Intisari-Online.com -Ketegangan di Laut China Selatan meningkat tahun lalu, dengan Manila dan Beijing saling menuduh terjadi pelanggaran teritorial.
China mengeklaim hampir semua jalur air, yang dilalui perdagangan triliunan dolar setiap tahun itu, bersaing dari Brunei, Malaysia, Filipina, Taiwan, dan Vietnam.
Beijing telah mengabaikan putusan 2016 oleh Pengadilan Arbitrase Permanen yang berbasis di Den Haag bahwa klaim historisnya tidak berdasar.
Konflik atas sengketa Laut China Selatan ini memanag sudah terjadi berkepanjangan, bahkan pada pertengahan tahun 2021 silam, Luar Negeri Filipina menyumpahi China.
Filipina menuding kapal-kapal China masih singgah lama di perairan yang disengketakan itu. "China temanku, seberapa sopan saya bisa mengatakannya? Coba kulihat... O... Enyahlah," tulis Menlu Filipina Teodoro Locsin di Twitter.
China berulang kali menolak seruan dari Filipina untuk menarik kapal-kapal itu, dan ketegangan meningkat ketika Manila memperbanyak patroli maritim di daerah tersebut.
Melansir Kompas.com, kiniFilipina setuju membeli sistem rudal anti-kapal dari India.

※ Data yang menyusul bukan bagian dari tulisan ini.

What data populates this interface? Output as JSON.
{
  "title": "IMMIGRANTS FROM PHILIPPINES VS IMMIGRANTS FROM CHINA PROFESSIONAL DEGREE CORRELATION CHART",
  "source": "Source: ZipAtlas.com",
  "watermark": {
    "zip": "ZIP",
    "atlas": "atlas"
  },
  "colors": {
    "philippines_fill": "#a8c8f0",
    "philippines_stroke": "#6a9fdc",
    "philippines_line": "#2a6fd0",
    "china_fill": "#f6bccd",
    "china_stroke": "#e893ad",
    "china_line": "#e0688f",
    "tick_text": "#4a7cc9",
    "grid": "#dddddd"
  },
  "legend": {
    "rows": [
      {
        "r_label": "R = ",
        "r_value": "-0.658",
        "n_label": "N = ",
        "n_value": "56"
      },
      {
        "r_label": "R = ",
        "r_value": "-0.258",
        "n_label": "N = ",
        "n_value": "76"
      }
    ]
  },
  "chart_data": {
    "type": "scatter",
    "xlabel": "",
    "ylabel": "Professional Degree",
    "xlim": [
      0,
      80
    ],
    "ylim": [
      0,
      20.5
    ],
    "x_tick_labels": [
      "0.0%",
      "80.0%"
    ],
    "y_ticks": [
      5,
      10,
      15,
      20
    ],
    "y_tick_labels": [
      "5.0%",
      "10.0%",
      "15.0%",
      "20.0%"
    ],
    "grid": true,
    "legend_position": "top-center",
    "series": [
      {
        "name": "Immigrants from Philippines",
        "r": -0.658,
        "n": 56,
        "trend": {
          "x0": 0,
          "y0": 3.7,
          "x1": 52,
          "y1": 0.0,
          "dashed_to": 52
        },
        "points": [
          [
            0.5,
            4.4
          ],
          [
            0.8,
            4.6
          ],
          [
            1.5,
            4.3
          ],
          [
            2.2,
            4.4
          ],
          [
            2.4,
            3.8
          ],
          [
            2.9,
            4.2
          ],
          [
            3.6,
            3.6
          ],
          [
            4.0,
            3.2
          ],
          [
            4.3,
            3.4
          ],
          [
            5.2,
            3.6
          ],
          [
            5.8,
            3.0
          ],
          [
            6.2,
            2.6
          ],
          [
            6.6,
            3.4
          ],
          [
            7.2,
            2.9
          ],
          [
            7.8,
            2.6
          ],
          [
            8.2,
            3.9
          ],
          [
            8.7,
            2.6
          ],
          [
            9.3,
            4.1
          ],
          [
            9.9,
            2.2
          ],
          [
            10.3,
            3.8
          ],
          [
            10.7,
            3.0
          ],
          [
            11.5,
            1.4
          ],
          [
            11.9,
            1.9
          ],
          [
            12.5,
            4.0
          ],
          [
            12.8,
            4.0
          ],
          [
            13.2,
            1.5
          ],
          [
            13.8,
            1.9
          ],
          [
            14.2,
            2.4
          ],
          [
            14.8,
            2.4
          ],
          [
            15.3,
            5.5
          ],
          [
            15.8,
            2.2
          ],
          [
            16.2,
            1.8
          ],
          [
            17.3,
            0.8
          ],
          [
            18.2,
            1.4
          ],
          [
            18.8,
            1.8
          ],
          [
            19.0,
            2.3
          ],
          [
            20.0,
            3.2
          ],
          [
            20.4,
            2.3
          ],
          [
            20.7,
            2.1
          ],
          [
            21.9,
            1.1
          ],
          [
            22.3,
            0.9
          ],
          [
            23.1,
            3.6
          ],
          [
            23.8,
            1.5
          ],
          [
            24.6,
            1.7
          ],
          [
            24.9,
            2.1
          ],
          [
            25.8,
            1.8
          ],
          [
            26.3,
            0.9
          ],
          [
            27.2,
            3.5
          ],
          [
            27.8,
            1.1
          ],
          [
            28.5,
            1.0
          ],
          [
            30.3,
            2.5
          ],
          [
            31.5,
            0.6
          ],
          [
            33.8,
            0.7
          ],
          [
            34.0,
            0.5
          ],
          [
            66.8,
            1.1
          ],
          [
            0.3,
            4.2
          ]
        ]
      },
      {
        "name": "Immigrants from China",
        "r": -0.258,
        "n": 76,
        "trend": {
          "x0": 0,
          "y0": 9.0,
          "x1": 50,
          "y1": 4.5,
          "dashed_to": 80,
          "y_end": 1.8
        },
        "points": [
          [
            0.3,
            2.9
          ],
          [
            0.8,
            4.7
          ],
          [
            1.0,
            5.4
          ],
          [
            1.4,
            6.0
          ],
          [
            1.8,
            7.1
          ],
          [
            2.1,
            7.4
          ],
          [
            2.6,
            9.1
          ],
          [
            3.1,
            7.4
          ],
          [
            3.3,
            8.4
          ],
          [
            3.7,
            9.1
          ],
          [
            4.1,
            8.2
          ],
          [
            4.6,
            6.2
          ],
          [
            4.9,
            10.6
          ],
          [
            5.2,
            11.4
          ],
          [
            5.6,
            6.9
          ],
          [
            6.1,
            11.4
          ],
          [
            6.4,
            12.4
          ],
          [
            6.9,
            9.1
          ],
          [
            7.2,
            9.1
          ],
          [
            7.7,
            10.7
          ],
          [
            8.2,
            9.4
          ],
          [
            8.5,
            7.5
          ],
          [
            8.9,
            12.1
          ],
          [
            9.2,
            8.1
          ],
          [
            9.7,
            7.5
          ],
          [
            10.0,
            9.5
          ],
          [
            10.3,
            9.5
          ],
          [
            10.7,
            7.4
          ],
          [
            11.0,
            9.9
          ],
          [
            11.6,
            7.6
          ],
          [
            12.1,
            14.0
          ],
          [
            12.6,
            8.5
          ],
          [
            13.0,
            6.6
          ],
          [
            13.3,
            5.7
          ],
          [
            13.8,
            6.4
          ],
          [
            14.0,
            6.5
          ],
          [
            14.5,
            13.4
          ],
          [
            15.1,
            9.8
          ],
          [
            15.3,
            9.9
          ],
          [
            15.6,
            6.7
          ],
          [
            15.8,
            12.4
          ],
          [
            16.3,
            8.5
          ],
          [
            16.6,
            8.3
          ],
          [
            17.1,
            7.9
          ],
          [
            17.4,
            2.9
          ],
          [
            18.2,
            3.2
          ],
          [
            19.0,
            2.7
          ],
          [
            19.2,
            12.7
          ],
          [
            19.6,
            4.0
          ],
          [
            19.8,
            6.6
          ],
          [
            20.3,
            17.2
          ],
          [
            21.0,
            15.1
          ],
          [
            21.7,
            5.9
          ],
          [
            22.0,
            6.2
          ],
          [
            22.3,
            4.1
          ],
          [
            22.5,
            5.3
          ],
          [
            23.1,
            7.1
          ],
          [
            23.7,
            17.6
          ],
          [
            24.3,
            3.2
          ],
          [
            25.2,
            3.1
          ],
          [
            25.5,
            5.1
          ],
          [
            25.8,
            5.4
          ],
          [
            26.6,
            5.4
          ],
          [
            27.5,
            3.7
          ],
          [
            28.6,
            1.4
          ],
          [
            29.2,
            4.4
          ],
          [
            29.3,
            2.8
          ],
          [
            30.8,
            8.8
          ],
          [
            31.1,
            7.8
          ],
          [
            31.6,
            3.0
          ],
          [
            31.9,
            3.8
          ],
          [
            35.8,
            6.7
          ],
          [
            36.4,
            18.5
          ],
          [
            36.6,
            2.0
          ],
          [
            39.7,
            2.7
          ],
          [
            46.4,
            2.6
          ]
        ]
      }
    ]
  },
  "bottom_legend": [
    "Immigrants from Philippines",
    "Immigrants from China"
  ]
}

Hal itu dilakukan dengan harapan dapat menopang sistem keamanannya dalam menghadapi peningkatan agresi China di Laut China Selatan.
AFP melaporkan, militer Manila adalah salah satu pasukan dengan perlengkapan yang paling buruk di Asia, sebelum pendahulu Presiden Filipina Rodrigo Duterte, Benigno Aquino, memulai program modernisasi sederhana pada 2012.
Meski demikian, perlengkapan militernya masih belum bisa menandingi negara adidaya tetangganya, China.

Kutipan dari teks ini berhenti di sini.